Received-SPF: pass (google.com: domain of linux-kernel-owner@vger.kernel.org designates 23.128.96.18 as permitted sender) client-ip=23.128.96.18;
Date:   Tue, 20 Apr 2021 12:56:03 +0200
From:   Michal Hocko <mhocko@suse.com>
To:     Oscar Salvador <osalvador@suse.de>
Cc:     Andrew Morton <akpm@linux-foundation.org>,
        David Hildenbrand <david@redhat.com>,
        Anshuman Khandual <anshuman.khandual@arm.com>,
        Pavel Tatashin <pasha.tatashin@soleen.com>,
        Vlastimil Babka <vbabka@suse.cz>, linux-mm@kvack.org,
        linux-kernel@vger.kernel.org
Subject: Re: [PATCH v9 4/8] mm,memory_hotplug: Allocate memmap from the added
 memory range
Message-ID: <YH6zQ1Dty9kJFkuk@dhcp22.suse.cz>
References: <20210416112411.9826-1-osalvador@suse.de>
 <20210416112411.9826-5-osalvador@suse.de>
MIME-Version: 1.0
Content-Type: text/plain; charset=us-ascii
Content-Disposition: inline
In-Reply-To: <20210416112411.9826-5-osalvador@suse.de>
Precedence: bulk

On Fri 16-04-21 13:24:07, Oscar Salvador wrote:
> Physical memory hotadd has to allocate a memmap (struct page array) for
> the newly added memory section. Currently, alloc_pages_node() is used
> for those allocations.
> 
> This has some disadvantages:
>  a) an existing memory is consumed for that purpose
>     (eg: ~2MB per 128MB memory section on x86_64)

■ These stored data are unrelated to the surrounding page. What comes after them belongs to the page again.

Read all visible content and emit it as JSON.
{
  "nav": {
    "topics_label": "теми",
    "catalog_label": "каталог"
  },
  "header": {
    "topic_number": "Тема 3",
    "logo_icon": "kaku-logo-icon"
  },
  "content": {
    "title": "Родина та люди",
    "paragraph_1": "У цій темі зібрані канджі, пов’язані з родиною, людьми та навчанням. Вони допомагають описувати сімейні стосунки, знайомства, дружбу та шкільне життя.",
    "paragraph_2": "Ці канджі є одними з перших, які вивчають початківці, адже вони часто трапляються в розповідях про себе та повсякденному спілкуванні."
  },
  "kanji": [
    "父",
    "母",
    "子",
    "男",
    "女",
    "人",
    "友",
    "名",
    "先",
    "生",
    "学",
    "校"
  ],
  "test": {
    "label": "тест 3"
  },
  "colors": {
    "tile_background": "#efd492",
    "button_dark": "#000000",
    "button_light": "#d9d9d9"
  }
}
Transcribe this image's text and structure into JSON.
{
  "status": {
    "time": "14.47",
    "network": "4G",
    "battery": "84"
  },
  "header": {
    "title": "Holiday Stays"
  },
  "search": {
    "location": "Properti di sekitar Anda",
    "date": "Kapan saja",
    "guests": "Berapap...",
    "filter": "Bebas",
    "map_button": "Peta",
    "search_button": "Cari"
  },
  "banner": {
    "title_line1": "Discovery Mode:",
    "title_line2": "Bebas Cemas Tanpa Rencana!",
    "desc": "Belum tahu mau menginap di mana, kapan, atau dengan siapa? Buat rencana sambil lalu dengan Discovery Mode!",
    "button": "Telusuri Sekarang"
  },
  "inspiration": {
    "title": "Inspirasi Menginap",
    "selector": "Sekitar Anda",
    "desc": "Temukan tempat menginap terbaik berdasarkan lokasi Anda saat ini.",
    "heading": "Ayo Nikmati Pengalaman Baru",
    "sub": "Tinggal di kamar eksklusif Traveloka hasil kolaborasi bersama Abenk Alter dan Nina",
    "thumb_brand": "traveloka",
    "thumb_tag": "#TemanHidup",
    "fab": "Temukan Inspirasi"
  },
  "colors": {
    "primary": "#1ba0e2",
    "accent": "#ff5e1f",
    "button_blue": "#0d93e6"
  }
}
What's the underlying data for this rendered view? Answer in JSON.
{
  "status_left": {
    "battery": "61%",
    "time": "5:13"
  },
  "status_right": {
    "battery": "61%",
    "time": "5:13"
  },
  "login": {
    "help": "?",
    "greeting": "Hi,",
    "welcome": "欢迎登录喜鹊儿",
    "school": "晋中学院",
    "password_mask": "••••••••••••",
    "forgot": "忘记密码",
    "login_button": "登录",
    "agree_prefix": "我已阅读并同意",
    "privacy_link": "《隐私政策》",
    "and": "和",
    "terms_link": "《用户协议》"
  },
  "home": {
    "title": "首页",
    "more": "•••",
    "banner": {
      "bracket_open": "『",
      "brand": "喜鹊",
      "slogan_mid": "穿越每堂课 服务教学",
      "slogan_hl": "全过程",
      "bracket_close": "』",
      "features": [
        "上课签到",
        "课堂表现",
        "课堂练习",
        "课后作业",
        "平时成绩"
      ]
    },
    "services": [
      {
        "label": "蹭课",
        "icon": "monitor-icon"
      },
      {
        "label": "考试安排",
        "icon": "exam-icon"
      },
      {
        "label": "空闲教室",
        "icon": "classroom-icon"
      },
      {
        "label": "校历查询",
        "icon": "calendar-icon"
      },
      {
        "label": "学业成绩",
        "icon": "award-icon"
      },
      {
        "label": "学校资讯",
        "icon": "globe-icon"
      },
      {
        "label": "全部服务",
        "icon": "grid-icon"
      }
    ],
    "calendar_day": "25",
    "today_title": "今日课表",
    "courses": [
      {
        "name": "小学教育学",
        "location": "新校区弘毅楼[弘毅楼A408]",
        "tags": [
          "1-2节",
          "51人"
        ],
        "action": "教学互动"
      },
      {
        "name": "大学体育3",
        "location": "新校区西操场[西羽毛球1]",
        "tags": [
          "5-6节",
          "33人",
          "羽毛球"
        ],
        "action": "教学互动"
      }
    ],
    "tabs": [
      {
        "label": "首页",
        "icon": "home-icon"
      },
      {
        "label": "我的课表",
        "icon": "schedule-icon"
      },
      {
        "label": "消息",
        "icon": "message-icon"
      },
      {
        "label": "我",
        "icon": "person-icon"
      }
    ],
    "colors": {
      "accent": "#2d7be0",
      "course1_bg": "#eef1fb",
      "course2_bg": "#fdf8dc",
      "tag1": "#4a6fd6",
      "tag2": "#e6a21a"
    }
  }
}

I would extend this slightly. This can even lead to extreme cases where
system goes OOM because the physically hotplugged memory depletes the
available memory before it is onlined.

>  b) if the whole node is movable then we have off-node struct pages
>     which has performance drawbacks.
>  c) It might be there are no PMD_ALIGNED chunks so memmap array gets
>     populated with base pages.
> 
> This can be improved when CONFIG_SPARSEMEM_VMEMMAP is enabled.
> 
> Vmemap page tables can map arbitrary memory.
> That means that we can simply use the beginning of each memory section and
> map struct pages there.

Again this can be confusing because this is not what is really happening
in practice because we are going to have a multisection memory block
where all sections will be backed by a common reserved space rather than
per section sparse space. I would go with

"
Vmemap page tables can map arbitrary memory. That means that we can
reserve a part of the physically hotadded memory to back vmemmap page
tables. This implementation uses the beggining of the hotplugged memory
for that purpose.
"

> struct pages which back the allocated space then just need to be treated
> carefully.
> 
> Implementation wise we will reuse vmem_altmap infrastructure to override
> the default allocator used by __populate_section_memmap.
> Part of the implementation also relies on memory_block structure gaining
> a new field which specifies the number of vmemmap_pages at the beginning.
> This patch also introduces the following functions:

There is quite a large leap from __populate_section_memmap to the
memory_block that deserves explaining to not lose all the subtle things
discussed in the past. I think it should be made clear why all the fuzz.
I would structure it as follows:
"
There are some non-obiously things to consider though.  Vmemmap
pages are allocated/freed during the memory hotplug events
(add_memory_resource, try_remove_memory) when the memory is
added/removed. This means that the reserved physical range is not online
yet it is used. The most obvious side effect is that pfn_to_online_page
returns NULL for those pfns. The current design expects that this
should be OK as the hotplugged memory is considered a garbage until it
is onlined. For example hibernation wouldn't save the content of those
vmmemmaps into the image so it wouldn't be restored on resume but this
should be OK as there no real content to recover anyway while metadata
is reachable from other data structures (e.g. vmemmap page tables).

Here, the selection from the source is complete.